L’acharnement dont Sanders a fait preuve, ainsi que le soutien massif dont il bénéficiait dans les premiers sondages, ont forcé les autres candidats à se positionner sur les sujets qu’il mettait sur la table. Elizabeth Warren a d’ailleurs attiré de nombreux soutiens avec sa défense modérée de certaines des propositions de Sanders. Quand les jeux n’étaient pas encore faits pour l’establishment du parti, le milliardaire et ancien maire de New-York, Michael Bloomberg, a fait son entrée fracassante avec des centaines de millions à investir dans sa campagne. Le Parti démocrate lui a donné une attention particulière, en l’exonérant de certaines conditions nécessaires à une participation aux débats de la primaire. Il a été autorisé à prendre part aux deux derniers débats télévisés avant que tous les candidats, à l’exception de Sanders et Biden, se soient retirés. Le nombre élevé de candidatures a de toute évidence divisé le vote. Quand Sanders s’est retiré, il totalisait 31 % des voix dans les primaires, contre 41,5 % pour Biden. Warren et Bloomberg se rapprochaient des 10 %. Mais Sanders n’était plus le contestataire de 2016. Malgré un important soutien populaire, qui s’est reflété dans le soutien financier sous la forme de très nombreuses petites sommes ainsi que dans les foules rassemblées pour ses meetings, l’énergie n’était plus la même. Et si la campagne de Sanders a attiré énormément de jeunes, cela ne s’est pas traduit en un nombre suffisant pour gagner la primaire contre l’appareil du Parti démocrate et sa base électorale traditionnelle.
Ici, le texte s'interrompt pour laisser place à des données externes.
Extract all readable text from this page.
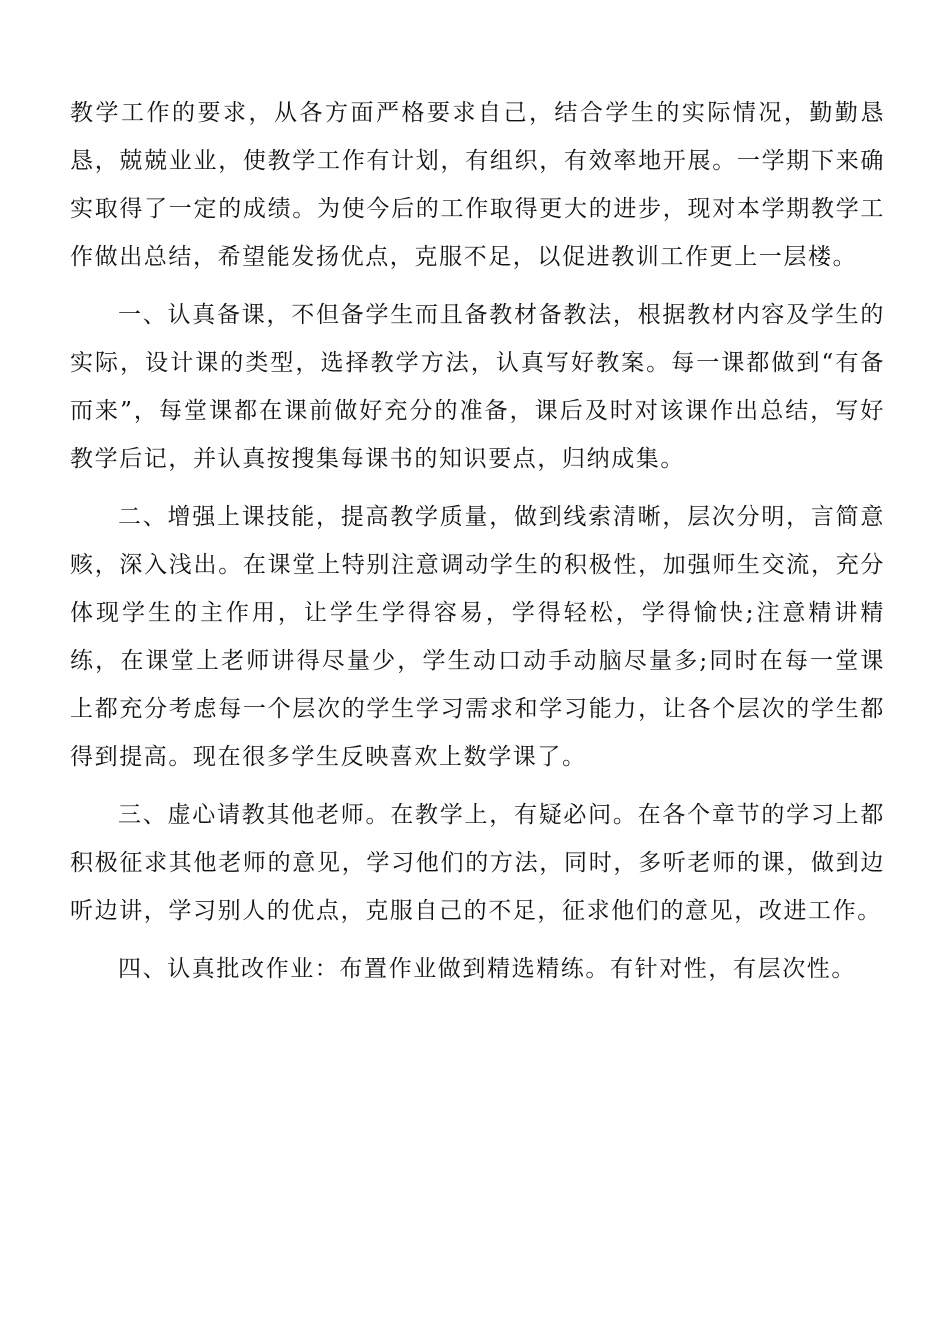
教学工作的要求，从各方面严格要求自己，结合学生的实际情况，勤勤恳恳，兢兢业业，使教学工作有计划，有组织，有效率地开展。一学期下来确实取得了一定的成绩。为使今后的工作取得更大的进步，现对本学期教学工作做出总结，希望能发扬优点，克服不足，以促进教训工作更上一层楼。

一、认真备课，不但备学生而且备教材备教法，根据教材内容及学生的实际，设计课的类型，选择教学方法，认真写好教案。每一课都做到“有备而来”，每堂课都在课前做好充分的准备，课后及时对该课作出总结，写好教学后记，并认真按搜集每课书的知识要点，归纳成集。

二、增强上课技能，提高教学质量，做到线索清晰，层次分明，言简意赅，深入浅出。在课堂上特别注意调动学生的积极性，加强师生交流，充分体现学生的主作用，让学生学得容易，学得轻松，学得愉快;注意精讲精练，在课堂上老师讲得尽量少，学生动口动手动脑尽量多;同时在每一堂课上都充分考虑每一个层次的学生学习需求和学习能力，让各个层次的学生都得到提高。现在很多学生反映喜欢上数学课了。

三、虚心请教其他老师。在教学上，有疑必问。在各个章节的学习上都积极征求其他老师的意见，学习他们的方法，同时，多听老师的课，做到边听边讲，学习别人的优点，克服自己的不足，征求他们的意见，改进工作。

四、认真批改作业：布置作业做到精选精练。有针对性，有层次性。
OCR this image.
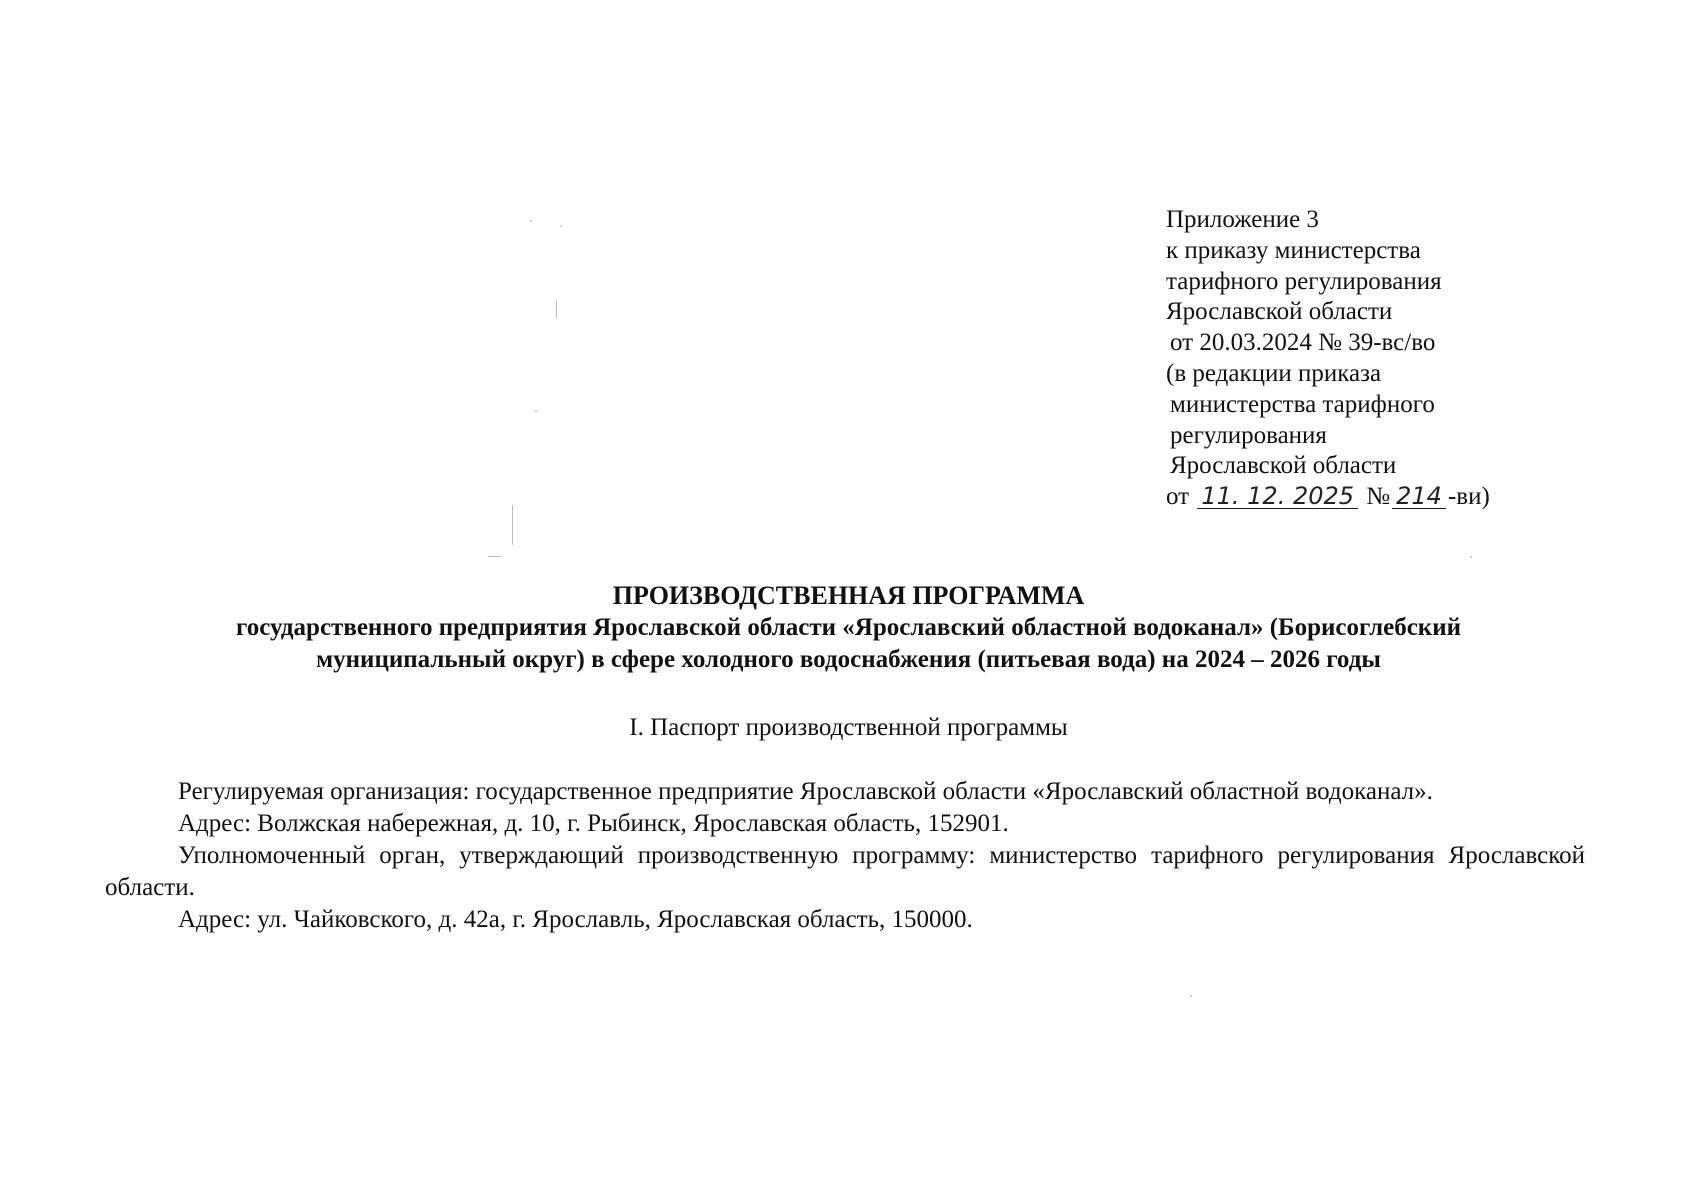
Приложение 3
к приказу министерства
тарифного регулирования
Ярославской области
от 20.03.2024 № 39-вс/во
(в редакции приказа
министерства тарифного
регулирования
Ярославской области
от 11. 12. 2025 № 214 -ви)
ПРОИЗВОДСТВЕННАЯ ПРОГРАММА
государственного предприятия Ярославской области «Ярославский областной водоканал» (Борисоглебский
муниципальный округ) в сфере холодного водоснабжения (питьевая вода) на 2024 – 2026 годы
I. Паспорт производственной программы

Регулируемая организация: государственное предприятие Ярославской области «Ярославский областной водоканал».

Адрес: Волжская набережная, д. 10, г. Рыбинск, Ярославская область, 152901.

Уполномоченный орган, утверждающий производственную программу: министерство тарифного регулирования Ярославской области.

Адрес: ул. Чайковского, д. 42а, г. Ярославль, Ярославская область, 150000.
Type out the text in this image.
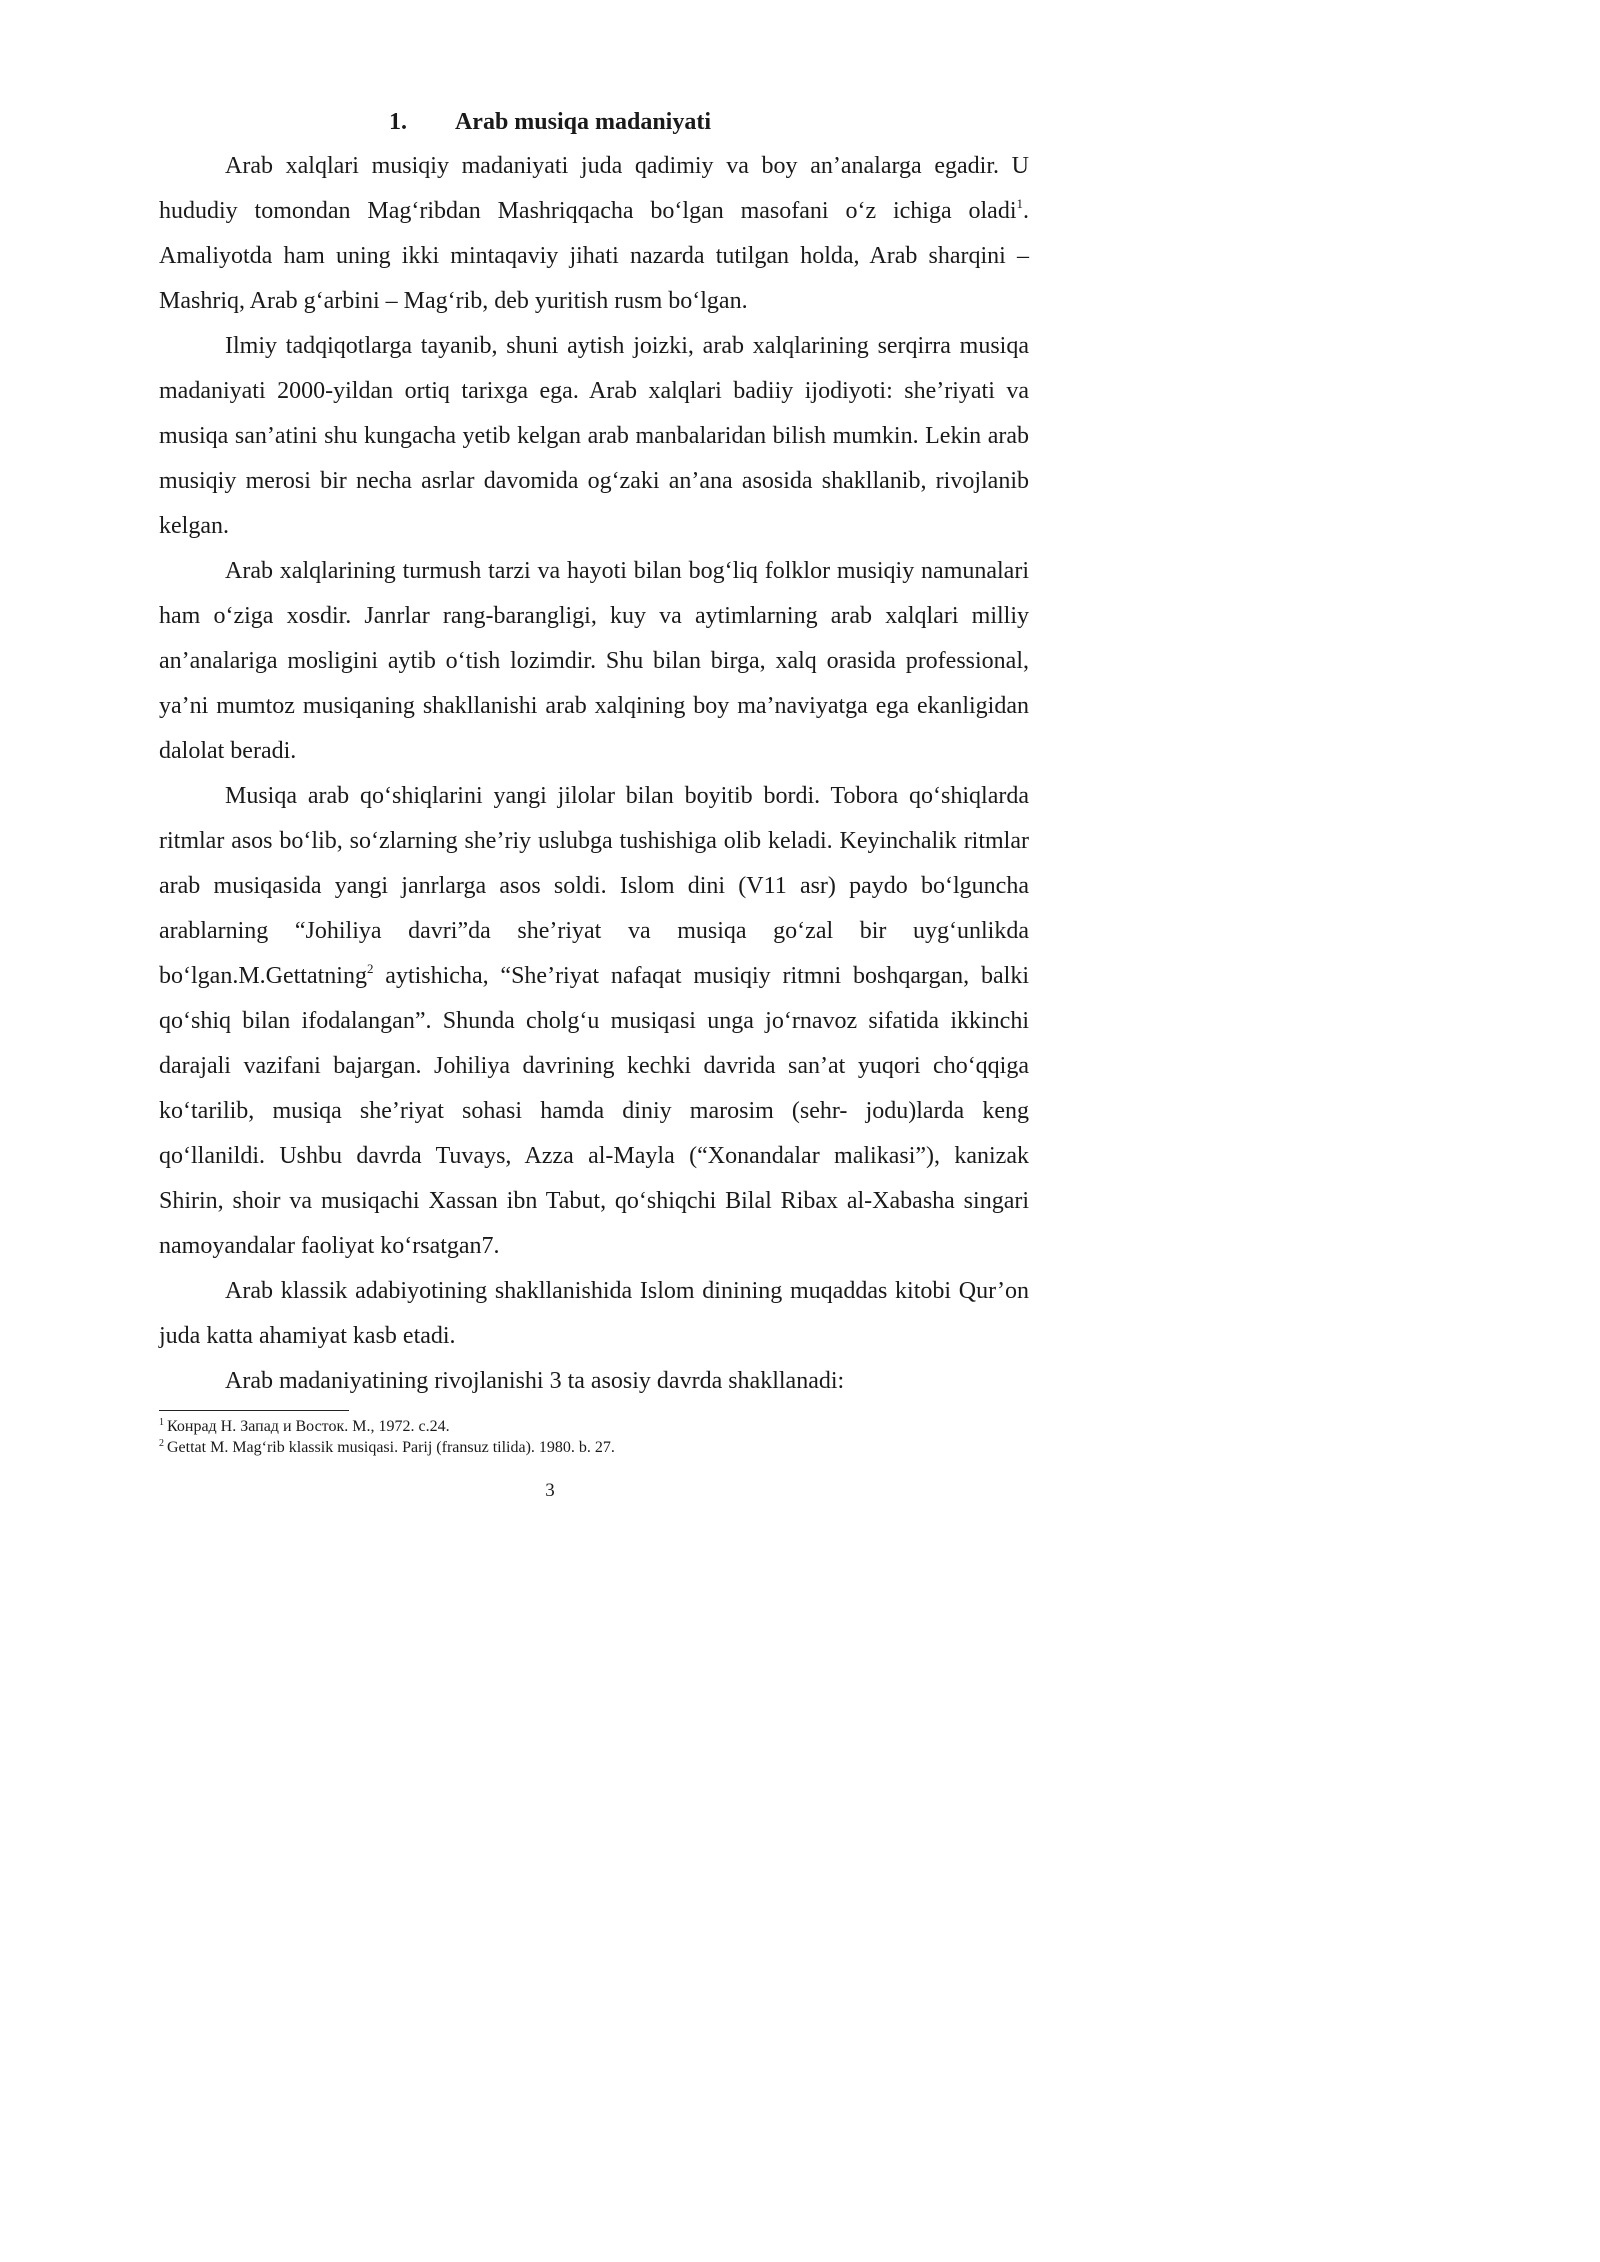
1. Arab musiqa madaniyati

Arab xalqlari musiqiy madaniyati juda qadimiy va boy an’analarga egadir. U hududiy tomondan Mag‘ribdan Mashriqqacha bo‘lgan masofani o‘z ichiga oladi$^1$. Amaliyotda ham uning ikki mintaqaviy jihati nazarda tutilgan holda, Arab sharqini – Mashriq, Arab g‘arbini – Mag‘rib, deb yuritish rusm bo‘lgan.

Ilmiy tadqiqotlarga tayanib, shuni aytish joizki, arab xalqlarining serqirra musiqa madaniyati 2000-yildan ortiq tarixga ega. Arab xalqlari badiiy ijodiyoti: she’riyati va musiqa san’atini shu kungacha yetib kelgan arab manbalaridan bilish mumkin. Lekin arab musiqiy merosi bir necha asrlar davomida og‘zaki an’ana asosida shakllanib, rivojlanib kelgan.

Arab xalqlarining turmush tarzi va hayoti bilan bog‘liq folklor musiqiy namunalari ham o‘ziga xosdir. Janrlar rang-barangligi, kuy va aytimlarning arab xalqlari milliy an’analariga mosligini aytib o‘tish lozimdir. Shu bilan birga, xalq orasida professional, ya’ni mumtoz musiqaning shakllanishi arab xalqining boy ma’naviyatga ega ekanligidan dalolat beradi.

Musiqa arab qo‘shiqlarini yangi jilolar bilan boyitib bordi. Tobora qo‘shiqlarda ritmlar asos bo‘lib, so‘zlarning she’riy uslubga tushishiga olib keladi. Keyinchalik ritmlar arab musiqasida yangi janrlarga asos soldi. Islom dini (V11 asr) paydo bo‘lguncha arablarning “Johiliya davri”da she’riyat va musiqa go‘zal bir uyg‘unlikda bo‘lgan.M.Gettatning$^2$ aytishicha, “She’riyat nafaqat musiqiy ritmni boshqargan, balki qo‘shiq bilan ifodalangan”. Shunda cholg‘u musiqasi unga jo‘rnavoz sifatida ikkinchi darajali vazifani bajargan. Johiliya davrining kechki davrida san’at yuqori cho‘qqiga ko‘tarilib, musiqa she’riyat sohasi hamda diniy marosim (sehr- jodu)larda keng qo‘llanildi. Ushbu davrda Tuvays, Azza al-Mayla (“Xonandalar malikasi”), kanizak Shirin, shoir va musiqachi Xassan ibn Tabut, qo‘shiqchi Bilal Ribax al-Xabasha singari namoyandalar faoliyat ko‘rsatgan7.

Arab klassik adabiyotining shakllanishida Islom dinining muqaddas kitobi Qur’on juda katta ahamiyat kasb etadi.

Arab madaniyatining rivojlanishi 3 ta asosiy davrda shakllanadi:

$^1$ Конрад Н. Запад и Восток. М., 1972. с.24.
$^2$ Gettat M. Mag‘rib klassik musiqasi. Parij (fransuz tilida). 1980. b. 27.
3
Un autre facteur important est que la plupart des bureaucraties syndicales voulaient rester main dans la main avec l’appareil du Parti démocrate, aussi bien en 2016 qu’en 2020. En 2016, sept syndicats nationaux, représentant 1 391 000 travailleurs, avaient soutenu Sanders, dont l’American Postal Workers Union, l’Amalgamated Transit Union, Communication Workers of America, l’International Longshore and Warehouse Union, le National Nurses United, le National Union of Healthcare Workers et le United Electrical, Radio and Machine Workers of America. Mais, contrairement à 2016, les directions syndicales ont couvert leurs arrières en soutenant un grand nombre de candidats démocrates qui se sont présentés au début des primaires de 2020. En 2020, seuls quatre d’entre eux – American Postal Workers Union, National Nurses United, National Union of Healthcare Workers et United Electrical, Radio and Machine Workers of America, représentant 401 000 travailleurs – soutenaient encore Sanders. Un certain nombre d’organisations syndicales régionales, étatiques et locales ont également soutenu Sanders en 2016 et 2020.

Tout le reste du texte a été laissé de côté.